Juan-José López Burniol, 18 November 2023
Ballesteros / Efe
In an article entitled “And the State was still there” (5/II/2018), Santos Juliá wrote: “Ever since it burst onto the scene, back in the last decade of the 19th century, a constant feature of political Catalanism has been its propensity to take a step forward whenever it perceived a weakness, a crisis, in the Spanish State (…) Catalanism has never renounced its idea that any advance in Catalonia’s autonomy was a concession wrested from a weak State”. Today, political Catalanism has largely become separatist, as it has become aware of the growing weakness of the Spanish state, accentuated under the ignorant Zapatero, increased by the passive Rajoy and culminated with Sánchez, who has sold amnesty to the Catalan separatists in exchange for the lentils of his investiture.
Have we thus reached the end of the road that leads to the independence of Catalonia and the communities that dare to follow her? Some think so, but perhaps they are mistaken for confusing the nation with the State. Because it is true that the State appears to be in tatters, due to the mistreatment it has suffered at the hands of those who had the greatest obligation to defend it, and who have instrumentalised and betrayed it for their own benefit and that of their party.
But the nation – the Spanish nation – is not yet inert. The poet who called Spain “morta” (dead) was wrong, just as those who, seeing their state humiliated and in the hands of politicians who sell it out, consider the road to separation to be open.
Along these lines, it is clear to me that after the amnesty – a surrender of the state to those who carried out a coup against it – will come the exaltation of plurinationality (Otegi is clear about this). That is, when Catalonia, Euskadi, Navarre, Galicia and tutti quanti feel up to it, they will proclaim themselves – through the mouths of their respective nationalists – as political nations (not only historical and cultural), while denying Spain’s status as a nation, claiming that it is only a state.
And, therefore, they will say that the current autonomous state, rejected as an ill-fitting imitation of a federation, must be replaced by a confederal structure which, once established, will have to leave the door open to the self-determination of the “true” nations. All of this will take place in the form of a transition, that is to say, “from law to law”, with the technical assistance of the progressive majority of the Constitutional Court.

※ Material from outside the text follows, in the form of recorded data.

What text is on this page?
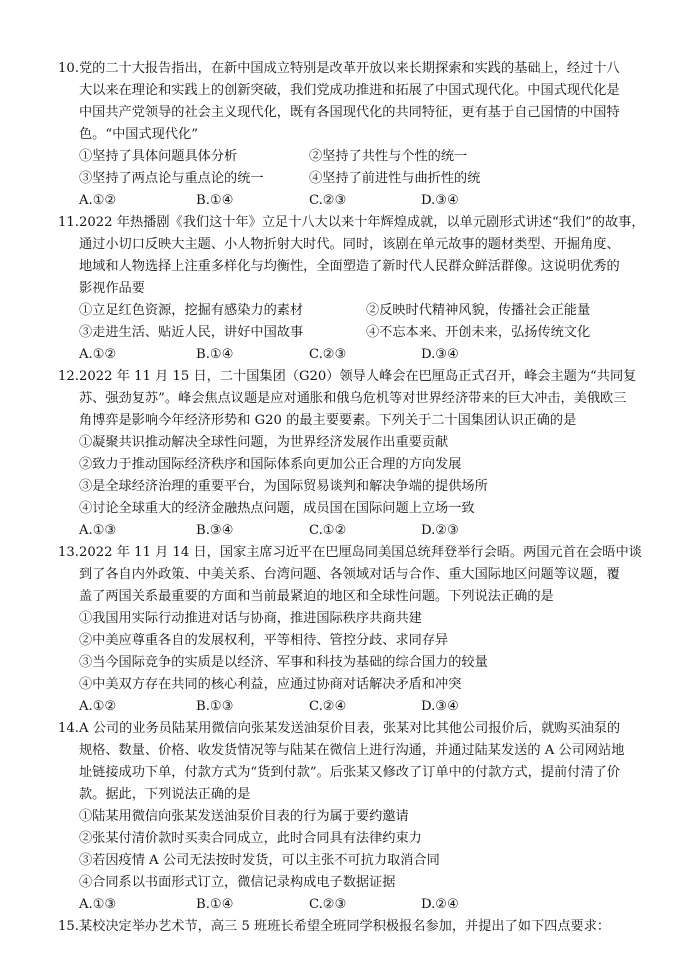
10. 党的二十大报告指出，在新中国成立特别是改革开放以来长期探索和实践的基础上，经过十八
大以来在理论和实践上的创新突破，我们党成功推进和拓展了中国式现代化。中国式现代化是
中国共产党领导的社会主义现代化，既有各国现代化的共同特征，更有基于自己国情的中国特
色。“中国式现代化”
①坚持了具体问题具体分析	②坚持了共性与个性的统一
③坚持了两点论与重点论的统一	④坚持了前进性与曲折性的统
A.①②	B.①④	C.②③	D.③④
11. 2022 年热播剧《我们这十年》立足十八大以来十年辉煌成就，以单元剧形式讲述“我们”的故事，
通过小切口反映大主题、小人物折射大时代。同时，该剧在单元故事的题材类型、开掘角度、
地域和人物选择上注重多样化与均衡性，全面塑造了新时代人民群众鲜活群像。这说明优秀的
影视作品要
①立足红色资源，挖掘有感染力的素材	②反映时代精神风貌，传播社会正能量
③走进生活、贴近人民，讲好中国故事	④不忘本来、开创未来，弘扬传统文化
A.①②	B.①④	C.②③	D.③④
12. 2022 年 11 月 15 日，二十国集团（G20）领导人峰会在巴厘岛正式召开，峰会主题为“共同复
苏、强劲复苏”。峰会焦点议题是应对通胀和俄乌危机等对世界经济带来的巨大冲击，美俄欧三
角博弈是影响今年经济形势和 G20 的最主要要素。下列关于二十国集团认识正确的是
①凝聚共识推动解决全球性问题，为世界经济发展作出重要贡献
②致力于推动国际经济秩序和国际体系向更加公正合理的方向发展
③是全球经济治理的重要平台，为国际贸易谈判和解决争端的提供场所
④讨论全球重大的经济金融热点问题，成员国在国际问题上立场一致
A.①③	B.③④	C.①②	D.②③
13. 2022 年 11 月 14 日，国家主席习近平在巴厘岛同美国总统拜登举行会晤。两国元首在会晤中谈
到了各自内外政策、中美关系、台湾问题、各领域对话与合作、重大国际地区问题等议题，覆
盖了两国关系最重要的方面和当前最紧迫的地区和全球性问题。下列说法正确的是
①我国用实际行动推进对话与协商，推进国际秩序共商共建
②中美应尊重各自的发展权利，平等相待、管控分歧、求同存异
③当今国际竞争的实质是以经济、军事和科技为基础的综合国力的较量
④中美双方存在共同的核心利益，应通过协商对话解决矛盾和冲突
A.①②	B.①③	C.②④	D.③④
14. A 公司的业务员陆某用微信向张某发送油泵价目表，张某对比其他公司报价后，就购买油泵的
规格、数量、价格、收发货情况等与陆某在微信上进行沟通，并通过陆某发送的 A 公司网站地
址链接成功下单，付款方式为“货到付款”。后张某又修改了订单中的付款方式，提前付清了价
款。据此，下列说法正确的是
①陆某用微信向张某发送油泵价目表的行为属于要约邀请
②张某付清价款时买卖合同成立，此时合同具有法律约束力
③若因疫情 A 公司无法按时发货，可以主张不可抗力取消合同
④合同系以书面形式订立，微信记录构成电子数据证据
A.①③	B.①④	C.②③	D.②④
15. 某校决定举办艺术节，高三 5 班班长希望全班同学积极报名参加，并提出了如下四点要求：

The King serves the continuity of the nation – with dignity, efficiency, and good style.
But perhaps this is not the case. Some historians raise the question of whether, in Spain, the state or the nation is weak. I am clear: the state is weak, and the nation is strong. Spain is a nation “de tomo y lomo” with an iron bad health. So much so that its strength has historically managed to compensate for the fragility of its state. A state “more or less liberal, characterised by its unpredictability, slowness, poverty and timidity”, as Manuel Azaña defined it in his first text on “the Catalan question”, published in 1918.

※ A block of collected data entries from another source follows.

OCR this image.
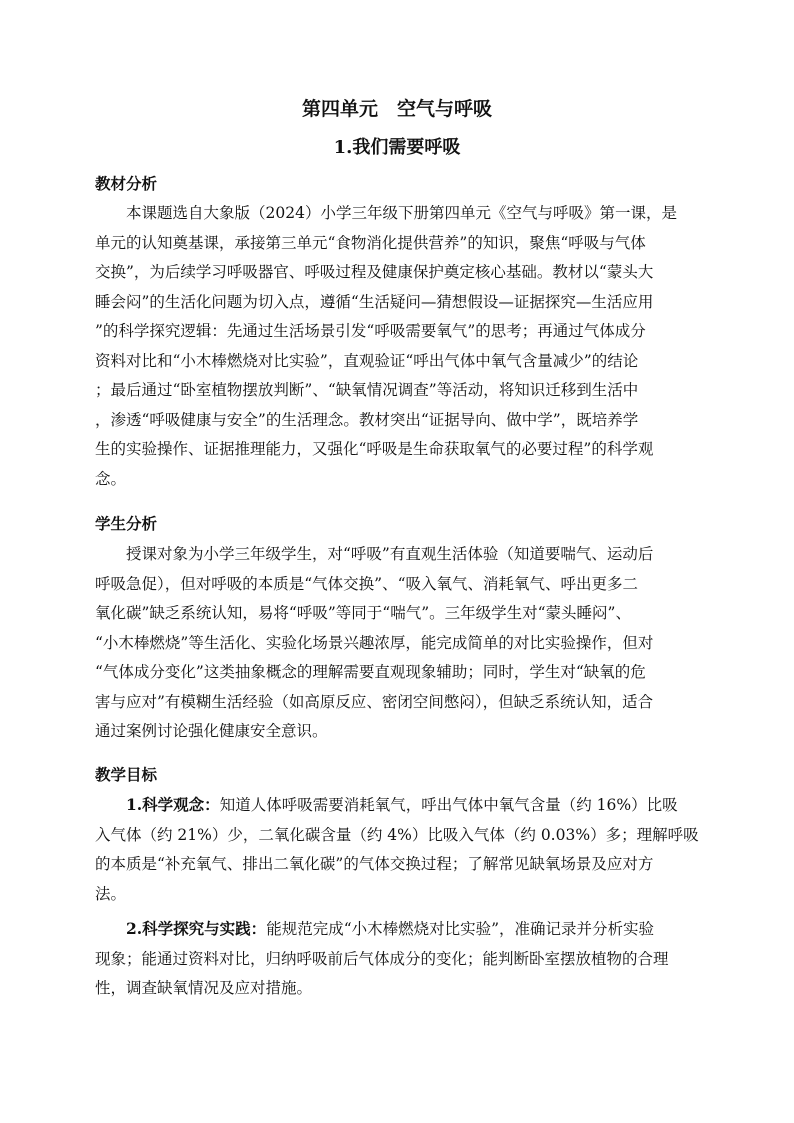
第四单元　空气与呼吸
1.我们需要呼吸
教材分析
本课题选自大象版（2024）小学三年级下册第四单元《空气与呼吸》第一课，是
单元的认知奠基课，承接第三单元“食物消化提供营养”的知识，聚焦“呼吸与气体
交换”，为后续学习呼吸器官、呼吸过程及健康保护奠定核心基础。教材以“蒙头大
睡会闷”的生活化问题为切入点，遵循“生活疑问—猜想假设—证据探究—生活应用
”的科学探究逻辑：先通过生活场景引发“呼吸需要氧气”的思考；再通过气体成分
资料对比和“小木棒燃烧对比实验”，直观验证“呼出气体中氧气含量减少”的结论
；最后通过“卧室植物摆放判断”、“缺氧情况调查”等活动，将知识迁移到生活中
，渗透“呼吸健康与安全”的生活理念。教材突出“证据导向、做中学”，既培养学
生的实验操作、证据推理能力，又强化“呼吸是生命获取氧气的必要过程”的科学观
念。
学生分析
授课对象为小学三年级学生，对“呼吸”有直观生活体验（知道要喘气、运动后
呼吸急促），但对呼吸的本质是“气体交换”、“吸入氧气、消耗氧气、呼出更多二
氧化碳”缺乏系统认知，易将“呼吸”等同于“喘气”。三年级学生对“蒙头睡闷”、
“小木棒燃烧”等生活化、实验化场景兴趣浓厚，能完成简单的对比实验操作，但对
“气体成分变化”这类抽象概念的理解需要直观现象辅助；同时，学生对“缺氧的危
害与应对”有模糊生活经验（如高原反应、密闭空间憋闷），但缺乏系统认知，适合
通过案例讨论强化健康安全意识。
教学目标
1.科学观念：知道人体呼吸需要消耗氧气，呼出气体中氧气含量（约 16%）比吸
入气体（约 21%）少，二氧化碳含量（约 4%）比吸入气体（约 0.03%）多；理解呼吸
的本质是“补充氧气、排出二氧化碳”的气体交换过程；了解常见缺氧场景及应对方
法。
2.科学探究与实践：能规范完成“小木棒燃烧对比实验”，准确记录并分析实验
现象；能通过资料对比，归纳呼吸前后气体成分的变化；能判断卧室摆放植物的合理
性，调查缺氧情况及应对措施。
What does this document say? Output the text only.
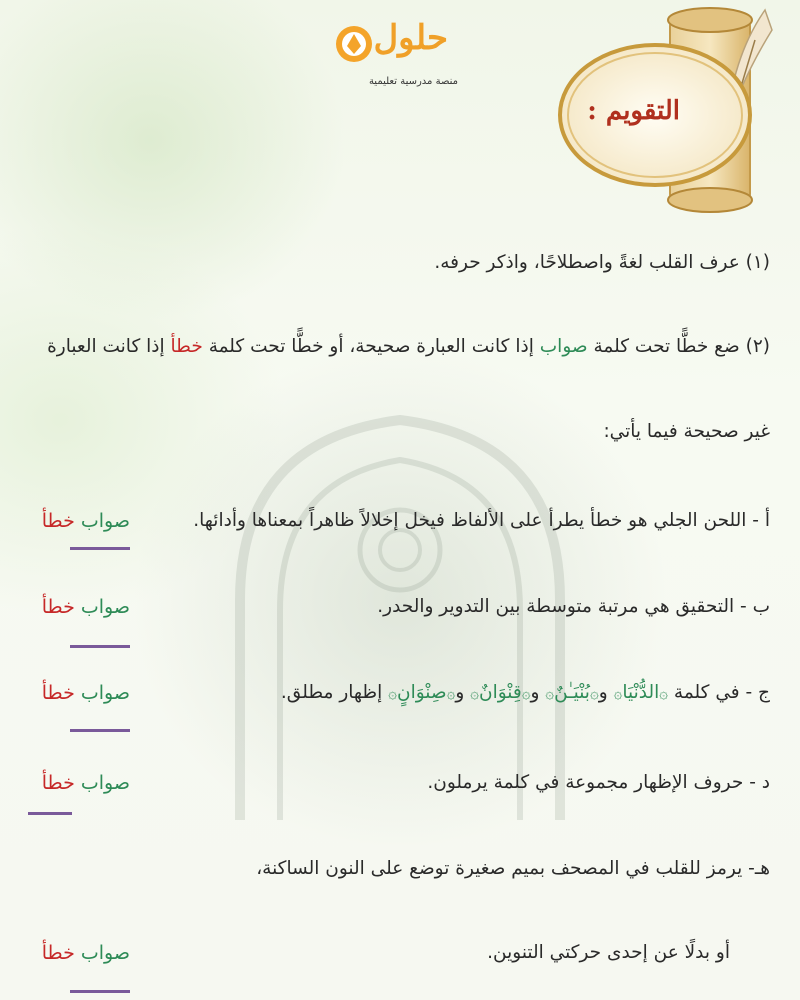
حلول
منصة مدرسية تعليمية
التقويم :
(١) عرف القلب لغةً واصطلاحًا، واذكر حرفه.
(٢) ضع خطًّا تحت كلمة صواب إذا كانت العبارة صحيحة، أو خطًّا تحت كلمة خطأ إذا كانت العبارة
غير صحيحة فيما يأتي:
أ - اللحن الجلي هو خطأ يطرأ على الألفاظ فيخل إخلالاً ظاهراً بمعناها وأدائها.
صواب خطأ
ب - التحقيق هي مرتبة متوسطة بين التدوير والحدر.
صواب خطأ
ج - في كلمة ۞الدُّنْيَا۞ و۞بُنْيَـٰنٌ۞ و۞قِنْوَانٌ۞ و۞صِنْوَانٍ۞ إظهار مطلق.
صواب خطأ
د - حروف الإظهار مجموعة في كلمة يرملون.
صواب خطأ
هـ- يرمز للقلب في المصحف بميم صغيرة توضع على النون الساكنة،
أو بدلًا عن إحدى حركتي التنوين.
صواب خطأ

And how did the Spanish nation manage to survive despite the successive crises of its state? Because of the stubborn adherence of the majority of its citizens to an idea of Spain understood as a cultural and political community shaped by geography and a shared history, whose most radical manifestation is to constitute a sphere of immediate solidarity. And it is this firm and sustained underlying national reality that will perhaps enable the State to democratically overcome the serious risk it finds itself in today, if a part of its voter’s abandon, those who have abandoned the defence of Spain against those who want to destroy it out of weakness.
On the day of Princess Leonor’s swearing-in, this national support came to the fore in the endless applause that followed her oath. Hence the importance of the Spanish constitutional monarchy today as a factor of national cohesion: the King serves the continuity of the Spanish nation with dignity, efficiency, good style, and strict adherence to the Constitution. Therefore, let us look to the future with great courage: helping to forge it is everyone’s task.